I used to work for a full-disk encryption vendor in the 2000s, and one customer had an issue where the machine would BSOD sometimes if both our product and Adobe Acrobat were installed. It seemed a mystery or just a red herring - what on Earth did Acrobat do that could trigger a kernel-mode crash?
Turned out that every hour or so, Acrobat would be reading and writing back the master boot record (containing the OS bootstrap code and partition table) on the primary hard drive. The bug was ours (to unlock the hard drive keys at boot we had to put different data there and redirect I/O after Windows started, and this redirection code would crash once in a blue moon), but Adobe has no business mucking about with this extremely sensitive data.
Adobe has no scruples.
I used to work for a full-disk encryption vendor in the 2000s, and one customer had an issue where the machine would BSOD sometimes if both our product and Adobe Acrobat were installed. It seemed a mystery or just a red herring - what on Earth did Acrobat do that could trigger a kernel-mode crash?

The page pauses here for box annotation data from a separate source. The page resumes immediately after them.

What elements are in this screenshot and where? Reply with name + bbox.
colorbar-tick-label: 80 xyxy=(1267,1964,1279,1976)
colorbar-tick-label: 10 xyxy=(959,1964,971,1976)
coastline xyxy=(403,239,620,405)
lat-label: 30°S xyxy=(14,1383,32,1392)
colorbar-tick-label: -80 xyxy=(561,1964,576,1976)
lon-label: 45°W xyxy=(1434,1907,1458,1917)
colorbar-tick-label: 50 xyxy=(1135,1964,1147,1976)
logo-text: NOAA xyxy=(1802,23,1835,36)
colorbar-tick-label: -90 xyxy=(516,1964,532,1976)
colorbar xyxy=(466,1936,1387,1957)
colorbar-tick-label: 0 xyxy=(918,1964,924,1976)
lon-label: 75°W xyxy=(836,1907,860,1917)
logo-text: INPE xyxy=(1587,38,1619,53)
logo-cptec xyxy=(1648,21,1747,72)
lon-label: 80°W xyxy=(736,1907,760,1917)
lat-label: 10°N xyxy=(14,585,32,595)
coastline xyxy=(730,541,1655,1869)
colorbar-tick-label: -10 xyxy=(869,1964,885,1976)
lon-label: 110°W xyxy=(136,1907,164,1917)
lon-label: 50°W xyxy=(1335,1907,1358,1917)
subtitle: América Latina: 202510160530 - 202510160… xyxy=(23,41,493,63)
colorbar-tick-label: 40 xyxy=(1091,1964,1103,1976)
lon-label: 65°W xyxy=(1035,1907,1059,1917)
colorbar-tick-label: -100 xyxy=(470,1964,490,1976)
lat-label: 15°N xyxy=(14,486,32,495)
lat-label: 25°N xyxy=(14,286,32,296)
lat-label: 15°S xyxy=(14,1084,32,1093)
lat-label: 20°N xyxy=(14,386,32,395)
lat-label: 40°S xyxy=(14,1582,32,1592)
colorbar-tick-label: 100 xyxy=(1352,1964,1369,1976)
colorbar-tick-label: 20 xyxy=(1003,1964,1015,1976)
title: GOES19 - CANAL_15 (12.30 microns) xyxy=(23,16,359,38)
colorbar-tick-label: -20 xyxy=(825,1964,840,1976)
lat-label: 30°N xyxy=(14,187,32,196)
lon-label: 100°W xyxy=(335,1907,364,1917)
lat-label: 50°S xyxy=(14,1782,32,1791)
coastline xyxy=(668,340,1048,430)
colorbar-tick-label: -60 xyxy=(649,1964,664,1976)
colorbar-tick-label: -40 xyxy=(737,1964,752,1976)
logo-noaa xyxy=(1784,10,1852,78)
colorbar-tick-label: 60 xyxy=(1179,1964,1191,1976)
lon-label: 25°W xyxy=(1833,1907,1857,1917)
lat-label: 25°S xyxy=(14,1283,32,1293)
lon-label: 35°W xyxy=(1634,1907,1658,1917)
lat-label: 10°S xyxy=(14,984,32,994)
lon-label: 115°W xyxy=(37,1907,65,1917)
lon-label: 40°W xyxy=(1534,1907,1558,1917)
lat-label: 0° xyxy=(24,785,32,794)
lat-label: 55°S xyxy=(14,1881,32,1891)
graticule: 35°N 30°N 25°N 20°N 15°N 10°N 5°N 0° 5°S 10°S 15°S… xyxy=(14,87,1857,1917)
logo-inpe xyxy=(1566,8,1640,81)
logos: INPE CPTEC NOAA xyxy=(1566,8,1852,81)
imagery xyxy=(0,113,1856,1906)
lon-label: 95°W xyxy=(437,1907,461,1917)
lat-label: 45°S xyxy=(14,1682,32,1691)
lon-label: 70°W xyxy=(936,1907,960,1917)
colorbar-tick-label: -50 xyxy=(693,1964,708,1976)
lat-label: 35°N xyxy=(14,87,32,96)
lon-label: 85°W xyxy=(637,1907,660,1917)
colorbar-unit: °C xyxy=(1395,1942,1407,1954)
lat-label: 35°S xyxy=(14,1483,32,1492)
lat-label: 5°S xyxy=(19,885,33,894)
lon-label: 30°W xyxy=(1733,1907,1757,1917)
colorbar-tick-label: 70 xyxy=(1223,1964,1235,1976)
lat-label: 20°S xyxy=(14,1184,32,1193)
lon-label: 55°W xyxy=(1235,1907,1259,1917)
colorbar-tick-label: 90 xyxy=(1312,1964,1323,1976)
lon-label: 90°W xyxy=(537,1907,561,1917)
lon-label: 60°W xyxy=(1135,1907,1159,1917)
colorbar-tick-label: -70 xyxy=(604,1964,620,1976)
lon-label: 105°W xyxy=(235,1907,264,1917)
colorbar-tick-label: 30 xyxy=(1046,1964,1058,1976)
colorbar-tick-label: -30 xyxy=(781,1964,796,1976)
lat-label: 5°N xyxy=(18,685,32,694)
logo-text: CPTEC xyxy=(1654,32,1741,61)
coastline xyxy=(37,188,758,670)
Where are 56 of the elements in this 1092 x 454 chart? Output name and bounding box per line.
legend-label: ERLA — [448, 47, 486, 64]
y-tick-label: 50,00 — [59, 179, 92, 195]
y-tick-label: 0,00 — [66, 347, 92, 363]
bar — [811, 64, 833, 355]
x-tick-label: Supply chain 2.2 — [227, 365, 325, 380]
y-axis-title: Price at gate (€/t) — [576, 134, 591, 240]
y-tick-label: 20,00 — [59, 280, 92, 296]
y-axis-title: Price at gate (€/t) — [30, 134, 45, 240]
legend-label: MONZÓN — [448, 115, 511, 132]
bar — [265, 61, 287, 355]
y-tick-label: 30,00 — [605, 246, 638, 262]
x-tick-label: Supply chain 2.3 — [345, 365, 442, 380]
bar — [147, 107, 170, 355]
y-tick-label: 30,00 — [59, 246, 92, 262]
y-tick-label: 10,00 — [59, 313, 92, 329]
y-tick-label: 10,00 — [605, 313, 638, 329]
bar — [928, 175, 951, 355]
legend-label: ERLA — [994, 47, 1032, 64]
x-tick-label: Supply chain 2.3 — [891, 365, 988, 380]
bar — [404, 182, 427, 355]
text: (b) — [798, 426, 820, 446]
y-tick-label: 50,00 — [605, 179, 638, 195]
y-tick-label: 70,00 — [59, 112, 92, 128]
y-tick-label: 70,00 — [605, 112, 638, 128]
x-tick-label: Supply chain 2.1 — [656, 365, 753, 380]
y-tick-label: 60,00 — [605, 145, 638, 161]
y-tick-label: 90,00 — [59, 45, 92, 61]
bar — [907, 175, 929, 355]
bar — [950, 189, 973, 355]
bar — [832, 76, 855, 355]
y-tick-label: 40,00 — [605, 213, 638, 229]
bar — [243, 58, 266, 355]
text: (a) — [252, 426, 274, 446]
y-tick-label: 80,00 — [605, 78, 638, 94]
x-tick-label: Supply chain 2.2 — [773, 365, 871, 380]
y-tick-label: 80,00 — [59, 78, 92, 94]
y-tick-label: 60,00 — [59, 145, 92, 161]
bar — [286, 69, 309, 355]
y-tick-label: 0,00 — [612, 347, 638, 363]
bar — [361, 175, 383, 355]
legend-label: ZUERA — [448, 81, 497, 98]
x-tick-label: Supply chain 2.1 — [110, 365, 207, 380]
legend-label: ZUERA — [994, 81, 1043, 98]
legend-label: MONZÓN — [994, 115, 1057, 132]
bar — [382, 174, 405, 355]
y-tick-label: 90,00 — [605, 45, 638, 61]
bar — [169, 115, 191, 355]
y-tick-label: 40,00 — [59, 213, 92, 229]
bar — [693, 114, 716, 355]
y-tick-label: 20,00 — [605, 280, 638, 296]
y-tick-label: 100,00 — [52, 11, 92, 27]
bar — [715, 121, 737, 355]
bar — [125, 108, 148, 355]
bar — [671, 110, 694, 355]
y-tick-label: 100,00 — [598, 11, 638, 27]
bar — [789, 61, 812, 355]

Turned out that every hour or so, Acrobat would be reading and writing back the master boot record (containing the OS bootstrap code and partition table) on the primary hard drive. The bug was ours (to unlock the hard drive keys at boot we had to put different data there and redirect I/O after Windows started, and this redirection code would crash once in a blue moon), but Adobe has no business mucking about with this extremely sensitive data.
That is bananas. What was Acrobat doing with the MBR?
I suspect it was part of some stupid copy protection scheme.